• CD134, also known as OX40 and TNFRSF4, is a 50 kD type I transmembrane protein, which is a member of the TNF receptor family.
• OX40 is expressed on activated T lymphocytes including Th1, Th2, Th17, and Treg cells and the interaction of OX40 with OX40L results in B cell proliferation and antibody secretion, regulation of primary T cell expansion, and T cell survival.
• CD252 is a 35 kD member of the TNF superfamily and is also known as OX40 ligand, OX40L, and CD134L. The OX40L is expressed on activated B cells and antigen presenting cells.
• The exons 1-5 of mouse OX40 gene that  encode the extracellular domain were replaced by human OX40 exons 1-5 in B-hOX40/hOX40L mice(C).
• The exons 2-3 of mouse Ox40l gene that  encode the extracellular region were replaced by human OX40L exons 2-3 in B-hOX40/hOX40L mice(C).
• Application: This product is used for pharmacodynamics and safety evaluation of  drugs.

Gene targeting strategy for B-hOX40/hOX40L mice(C).

The exons 1-5 of mouse OX40 gene that  encode the extracellular domain were replaced by human OX40 exons 1-5 in B-hOX40/hOX40L mice(C).

The exons 2-3 of mouse Ox40l gene that  encode the extracellular region were replaced by human OX40L exons 2-3 in B-hOX40/hOX40L mice(C).

Strain specific OX40 expression analysis in homozygous B-hOX40/hOX40L mice(C) by flow cytometry. Splenocytes were collected from wild-type BALB/cCrSlcNifdc mice(+/+) and homozygous B-hOX40/hOX40L mice(C) (H/H;H/H) stimulated with anti-CD3ε in vivo, and protein expression was analyzed with anti-mouse OX40 antibody (Biolegend, 119414)  and anti-human OX40 antibody (Biolegend, 350004) by flow cytometry. mOX40 was only detectable in T cells of wild-type BALB/cCrSlcNifdc mice. hOX40 was only detectable in T cells of homozygous B-hOX40/hOX40L mice(C), but not in wild-type BALB/cCrSlcNifdc mice.

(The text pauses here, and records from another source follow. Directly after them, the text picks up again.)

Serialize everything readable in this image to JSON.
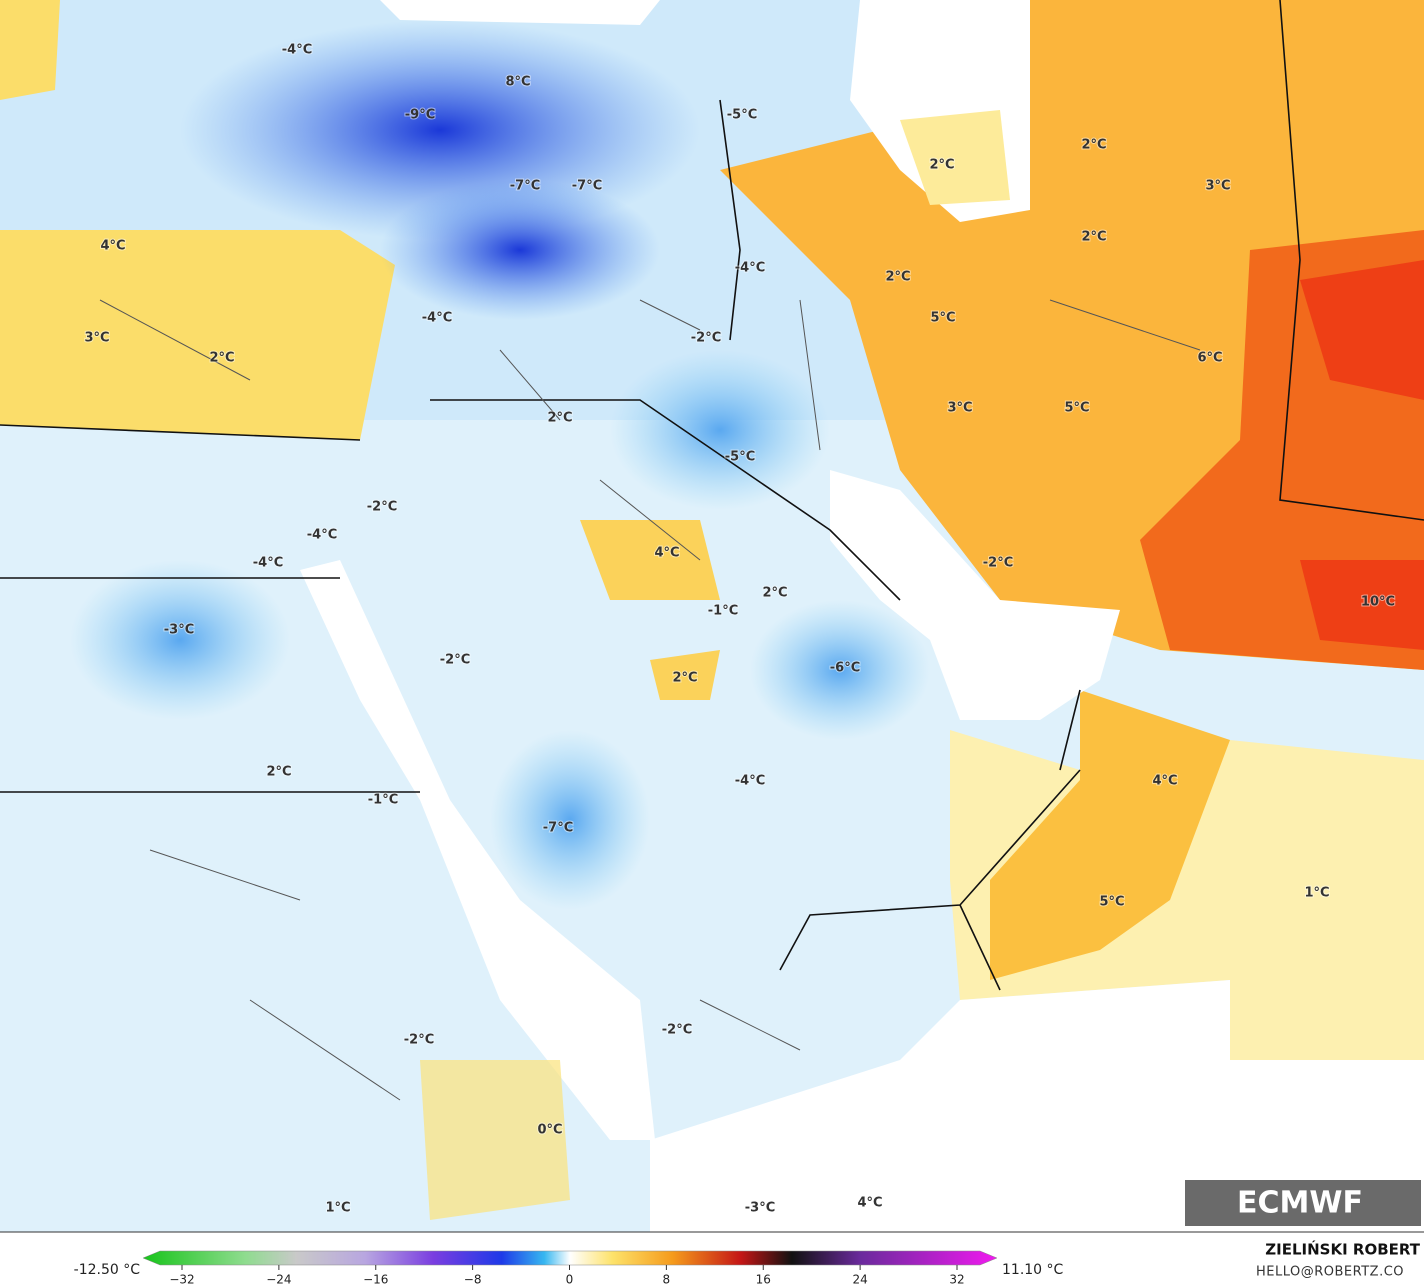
{
  "map": {
    "labels": [
      "-4°C",
      "8°C",
      "-9°C",
      "-5°C",
      "2°C",
      "2°C",
      "3°C",
      "-7°C",
      "-7°C",
      "4°C",
      "2°C",
      "-4°C",
      "2°C",
      "3°C",
      "2°C",
      "-4°C",
      "5°C",
      "-2°C",
      "6°C",
      "3°C",
      "5°C",
      "2°C",
      "-5°C",
      "-2°C",
      "-4°C",
      "4°C",
      "-4°C",
      "-2°C",
      "2°C",
      "-1°C",
      "10°C",
      "-3°C",
      "-2°C",
      "-6°C",
      "2°C",
      "4°C",
      "-4°C",
      "2°C",
      "-1°C",
      "-7°C",
      "1°C",
      "5°C",
      "-2°C",
      "-2°C",
      "0°C",
      "1°C",
      "-3°C",
      "4°C"
    ]
  },
  "colorbar": {
    "min_label": "-12.50 °C",
    "max_label": "11.10 °C",
    "ticks": [
      {
        "value": -32,
        "label": "−32"
      },
      {
        "value": -24,
        "label": "−24"
      },
      {
        "value": -16,
        "label": "−16"
      },
      {
        "value": -8,
        "label": "−8"
      },
      0,
      8,
      16,
      24,
      32
    ]
  },
  "credits": {
    "author": "ZIELIŃSKI ROBERT",
    "email": "HELLO@ROBERTZ.CO"
  },
  "logo": "ECMWF"
}
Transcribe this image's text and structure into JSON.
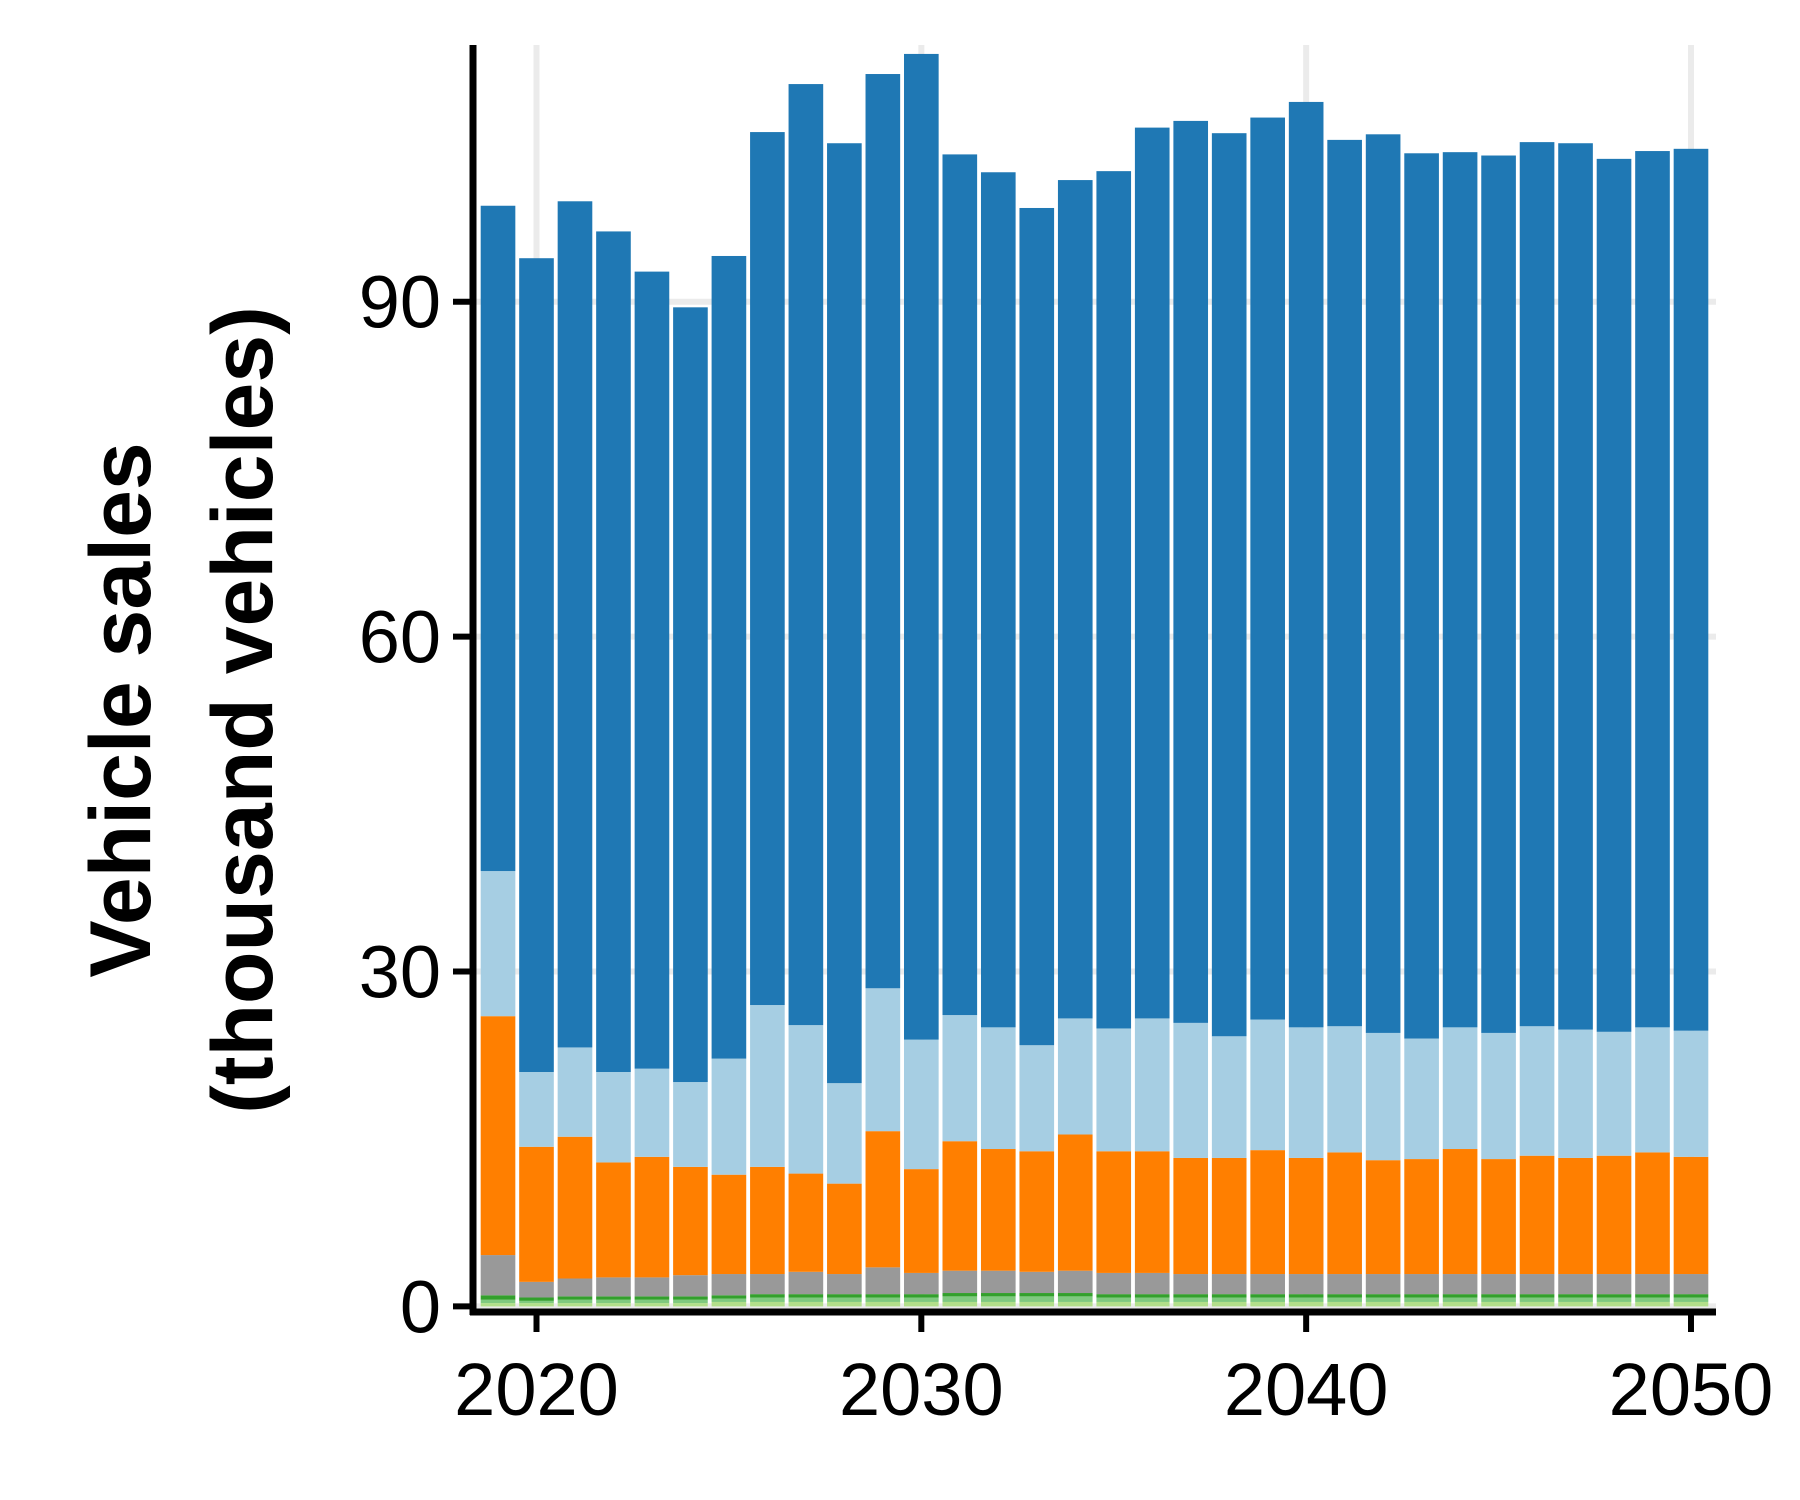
{
  "chart_data": {
    "type": "bar",
    "stacked": true,
    "title": "",
    "xlabel": "",
    "ylabel_lines": [
      "Vehicle sales",
      "(thousand vehicles)"
    ],
    "x": [
      2019,
      2020,
      2021,
      2022,
      2023,
      2024,
      2025,
      2026,
      2027,
      2028,
      2029,
      2030,
      2031,
      2032,
      2033,
      2034,
      2035,
      2036,
      2037,
      2038,
      2039,
      2040,
      2041,
      2042,
      2043,
      2044,
      2045,
      2046,
      2047,
      2048,
      2049,
      2050
    ],
    "xticks": [
      2020,
      2030,
      2040,
      2050
    ],
    "xlim": [
      2018.35,
      2050.65
    ],
    "yticks": [
      0,
      30,
      60,
      90
    ],
    "ylim": [
      -0.5,
      113
    ],
    "grid": true,
    "legend": "none",
    "series": [
      {
        "color": "#b2df8a",
        "values": [
          0.3,
          0.3,
          0.3,
          0.3,
          0.3,
          0.3,
          0.4,
          0.4,
          0.4,
          0.4,
          0.4,
          0.4,
          0.4,
          0.4,
          0.4,
          0.4,
          0.4,
          0.4,
          0.4,
          0.4,
          0.4,
          0.4,
          0.4,
          0.4,
          0.4,
          0.4,
          0.4,
          0.4,
          0.4,
          0.4,
          0.4,
          0.4
        ]
      },
      {
        "color": "#7fc97f",
        "values": [
          0.3,
          0.2,
          0.3,
          0.3,
          0.3,
          0.3,
          0.3,
          0.4,
          0.4,
          0.4,
          0.4,
          0.4,
          0.5,
          0.5,
          0.5,
          0.5,
          0.4,
          0.4,
          0.4,
          0.4,
          0.4,
          0.4,
          0.4,
          0.4,
          0.4,
          0.4,
          0.4,
          0.4,
          0.4,
          0.4,
          0.4,
          0.4
        ]
      },
      {
        "color": "#33a02c",
        "values": [
          0.4,
          0.3,
          0.3,
          0.3,
          0.3,
          0.3,
          0.3,
          0.3,
          0.3,
          0.3,
          0.3,
          0.3,
          0.3,
          0.3,
          0.3,
          0.3,
          0.3,
          0.3,
          0.3,
          0.3,
          0.3,
          0.3,
          0.3,
          0.3,
          0.3,
          0.3,
          0.3,
          0.3,
          0.3,
          0.3,
          0.3,
          0.3
        ]
      },
      {
        "color": "#999999",
        "values": [
          3.6,
          1.4,
          1.6,
          1.7,
          1.7,
          1.9,
          1.9,
          1.8,
          2.0,
          1.8,
          2.4,
          1.9,
          2.0,
          2.0,
          1.9,
          2.0,
          1.9,
          1.9,
          1.8,
          1.8,
          1.8,
          1.8,
          1.8,
          1.8,
          1.8,
          1.8,
          1.8,
          1.8,
          1.8,
          1.8,
          1.8,
          1.8
        ]
      },
      {
        "color": "#ff7f00",
        "values": [
          21.4,
          12.1,
          12.7,
          10.3,
          10.8,
          9.7,
          8.9,
          9.6,
          8.8,
          8.1,
          12.2,
          9.3,
          11.6,
          10.9,
          10.8,
          12.2,
          10.9,
          10.9,
          10.4,
          10.4,
          11.1,
          10.4,
          10.9,
          10.2,
          10.3,
          11.2,
          10.3,
          10.6,
          10.4,
          10.6,
          10.9,
          10.5
        ]
      },
      {
        "color": "#a6cee3",
        "values": [
          13.0,
          6.7,
          8.0,
          8.1,
          7.9,
          7.6,
          10.4,
          14.5,
          13.3,
          9.0,
          12.8,
          11.6,
          11.3,
          10.9,
          9.5,
          10.4,
          11.0,
          11.9,
          12.1,
          10.9,
          11.7,
          11.7,
          11.3,
          11.4,
          10.8,
          10.9,
          11.3,
          11.6,
          11.5,
          11.1,
          11.2,
          11.3
        ]
      },
      {
        "color": "#1f78b4",
        "values": [
          59.6,
          72.9,
          75.8,
          75.3,
          71.4,
          69.4,
          71.9,
          78.2,
          84.3,
          84.2,
          81.9,
          88.3,
          77.1,
          76.6,
          75.0,
          75.1,
          76.8,
          79.8,
          80.8,
          80.9,
          80.8,
          82.9,
          79.4,
          80.5,
          79.3,
          78.4,
          78.6,
          79.2,
          79.4,
          78.2,
          78.5,
          79.0
        ]
      }
    ]
  }
}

Strain specific OX40L expression analysis in homozygous B-hOX40/hOX40L mice(C) by flow cytometry. Bone marrow cells were collected from wild-type BALB/cCrSlcNifdc mice(+/+) and homozygous B-hOX40/hOX40L mice(C)(H/H;H/H). BMDCs were induced from bone marrow cells and stimulated with LPS in vitro. Then BMDCs were analyzed with anti-mouse OX40L antibody (Biolegend, 108814)  and anti-human OX40L antibody (BD Horizon™, 563766) by flow cytometry. mOX40L was only detectable in BMDCs of wild-type BALB/cCrSlcNifdc mice. hOX40L was only detectable in BMDCs of homozygous B-hOX40/hOX40L mice, but not in wild-type BALB/cCrSlcNifdc mice.

Strain specific cytokines expression analysis in wild-type BALB/cCrSlcNifdc mice and homozygous humanized B-hOX40/0X40L mice(C) by ELISA. Serum was collected from wild-type BALB/cCrSlcNifdc mice (+/+) (female, n=2, 7-week-old) and homozygous B-hOX40/0X40L mice(C) (H/H;H/H)  (female, n=3, 7-week-old) stimulated with anti-mouse CD3ε antibody (37.5 μg/mL, 200 μL/mouse, i.p.) for 2 hrs in vivo. Expression level of IL4, IL13, IL2, IL22, IL17A, and IFN-γ were analyzed by ELISA. After mCD3ε stimulation, a significant increase of mouse IL4, IL13, IL2, IL22, IL17A, and IFN-γ were detected in BALB/cCrSlcNifdc mice (n=3) and homozygous B-hOX40/0X40L mice(C)  (n=3). Values are expressed as mean ± SEM.

Efficacy of anti-human OX40L antibody in B-hOX40/hOX40L mice(C). Mice in each group were intraperitoneally injected with anti-hOX40L antibody (in house, n=7). (A) Body weight changes during the treatment. (B) Statistical analysis of ear thickness in each group. (C) Total IgE levels in serum. The results showed that compared to the untreated group (G2), the group of mice treated with anti-OX40L antibody showed a significant reduction in ear thickness. Serum was collected at the study endpoint. IgE level was analyzed by ELISA. The results showed that the levels of total IgE in mice treated with anti-OX40L antibody was lower than that in untreated mice. Values are expressed as mean ± SEM. Significance was determined by two-way ANOVA test. *P < 0.05, **P < 0.01, ***P < 0.001.